There has been a lot of talk about the use of Medicinal Cannabis recently. Here is some more information from the Australian Pharmacist 2018.

Cannabis is a plant used in Australia for recreational and medicinal use, with a reported one-third of all Australians aged 22 or older (33.5%, about 5.8 million) having tried cannabis and 1 million using it in the past year.  It is estimated that 750,000 Australians use cannabis every week, and approximately 300,000 smoke it on a daily basis .

A recent study published early this year found cannabidiol  was effective for treating epilepsy   with minimum side effects.

There are various formulations of cannabis available in the market. Cannabis can be administered topically, orally or sublingually, it can be smoked, inhaled or consumed with food or taken as a tea. It can also be taken as a plant extract or manufactured synthetically.
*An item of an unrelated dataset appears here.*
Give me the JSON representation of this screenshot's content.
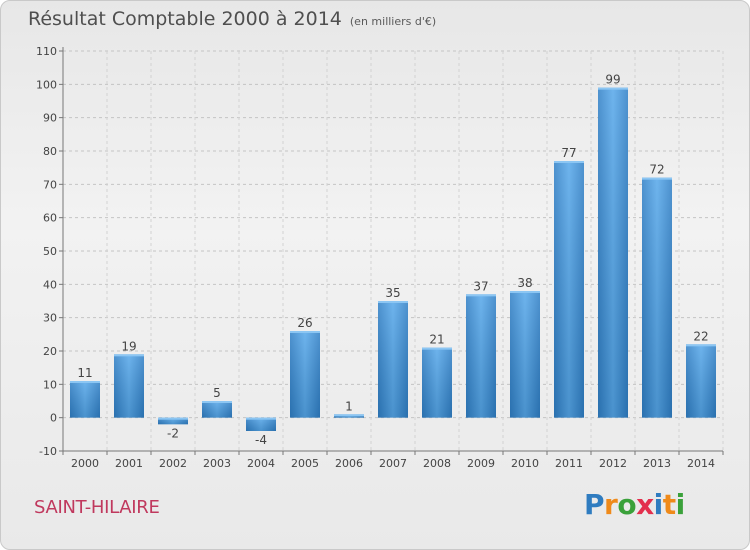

The cannabis plant contains 80 to 100 cannabinoids. The one that gets people high is called tetrahydrocannabinol (THC). Other cannabinoids have been shown to relieve symptoms of disease. International research is looking at the therapeutic properties of some of the other cannabinoids.

The recently discovered endocannabinoid system had shed light on the actions of exogenous cannabis,

Endocannabinoids seem to control muscle tone, mood, pain, appetite and inflammation. They are released in injured tissue and help to reduce pain.

World Health Organisation (WHO) report suggested CBD oil could be used to treat anxiety and depression thanks to its soothing effects. In it they said there was “reduced social anxiety in patients” and an “anti-depressant effect” for depression. The report suggests a number of illnesses and ailments in which CBD could provide relief including nausea, diabetic complications, Alzheimer’s disease, multiple sclerosis, pain, cancer, psychosis, Crohn’s disease and cardiovascular disease.

The Australian government Department of health appointed a team to investigate the clinical evidence for using medicinal cannabis.

The following conditions have been reviewed:

PALLIATIVE CARE

CHEMOTHERAPY INDUCED NAUSEA AND VOMITING

CHRONIC PAIN

MULTIPLE SCLEROSIS

EPILEPSY IN PAEDIATRIC AND ADULT  PATIENTS

Most studies looked at showed improvement in symptoms of the various conditions but unfortunately did not reach statistical significance.

There is currently one medicinal cannabis   product available in Australia, SATIVEX (Nabiximole), available under SAS (Special Acess Scheme). It is approved only for severe spasticity due to Multiple Sclerosis  which did not respond to other treatment.

Australia’s Therapeutic Goods Administration (TGA) regulates the supply of medicinal cannabis. Doctors can apply to the TGA to supply medicinal cannabis to certain patients through the Authorised Prescriber Scheme and the Special Access Scheme. Patients may be able to access medicinal cannabis through a specialist doctor, their GP, or if they are taking part in a clinical trial.

You cannot apply to the TGA to get medicinal cannabis yourself; only your doctor can apply. The doctor must meet certain requirements, must obtain permits, and must also comply with relevant state laws. However, the laws are different in each state and this may affect whether you can get access to medicinal cannabis.